The same is true about the Science Talent Search (STS) winners. A friend of mine ran Stuyvesant's math research class for a number of years. He had a pretty impressive string of finalists and winners. How did he do it?
- Identify Stuyvesant's top talent - the ones already most likely to
succeed in the STS.
- Pawn them off on a lab or professor.
The Stuy class, by and large, did little or nothing for these kids yet we would hold them up as shining examples of how wonderful we were.
When I had my epiphany, I started designing my intro class and focusing my efforts on the whole school population. The results? Scores of people succeeding in tech who never would have considered it otherwise.

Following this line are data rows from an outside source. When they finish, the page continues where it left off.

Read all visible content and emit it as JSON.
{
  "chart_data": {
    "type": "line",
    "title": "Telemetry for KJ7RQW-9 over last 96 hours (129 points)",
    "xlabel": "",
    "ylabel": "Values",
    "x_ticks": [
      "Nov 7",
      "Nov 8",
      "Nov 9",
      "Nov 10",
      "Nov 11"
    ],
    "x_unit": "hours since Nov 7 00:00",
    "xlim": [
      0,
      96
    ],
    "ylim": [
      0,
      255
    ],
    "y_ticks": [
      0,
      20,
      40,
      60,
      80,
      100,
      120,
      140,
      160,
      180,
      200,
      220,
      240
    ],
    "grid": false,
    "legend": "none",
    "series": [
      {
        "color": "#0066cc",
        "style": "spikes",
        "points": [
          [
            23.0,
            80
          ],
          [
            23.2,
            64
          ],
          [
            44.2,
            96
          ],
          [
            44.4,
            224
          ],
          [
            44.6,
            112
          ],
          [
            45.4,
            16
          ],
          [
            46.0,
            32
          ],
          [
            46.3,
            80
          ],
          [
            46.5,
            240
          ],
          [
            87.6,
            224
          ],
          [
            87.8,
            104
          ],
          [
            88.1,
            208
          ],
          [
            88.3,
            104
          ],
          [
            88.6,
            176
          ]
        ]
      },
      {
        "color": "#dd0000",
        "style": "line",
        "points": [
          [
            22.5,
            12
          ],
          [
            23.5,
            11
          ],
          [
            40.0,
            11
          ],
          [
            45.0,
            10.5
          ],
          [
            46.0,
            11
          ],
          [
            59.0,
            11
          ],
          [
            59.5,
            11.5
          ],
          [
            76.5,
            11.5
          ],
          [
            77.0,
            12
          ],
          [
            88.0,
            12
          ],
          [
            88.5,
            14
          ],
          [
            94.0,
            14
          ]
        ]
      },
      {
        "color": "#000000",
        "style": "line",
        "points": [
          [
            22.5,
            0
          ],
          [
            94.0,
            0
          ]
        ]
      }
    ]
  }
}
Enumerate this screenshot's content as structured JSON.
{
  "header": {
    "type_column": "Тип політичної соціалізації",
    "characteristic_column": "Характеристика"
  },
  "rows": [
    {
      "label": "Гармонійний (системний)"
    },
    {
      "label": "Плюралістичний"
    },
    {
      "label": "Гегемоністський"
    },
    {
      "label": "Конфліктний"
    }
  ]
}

While my super high achievers have indeed gone on to successful lives and careers, some of my most successful graduates, by any number of measures have been the students who would otherwise have gotten lost in the crowd at Stuy.
The truth is, many of Stuyvesant's STS winners would have been STS winners regardless of where they went. We may or may not have helped them along the way but STS results are not the measure of a great school.
Improving a school, any school, for all its students might not help in those bogus national ratings but that really should be what we're about.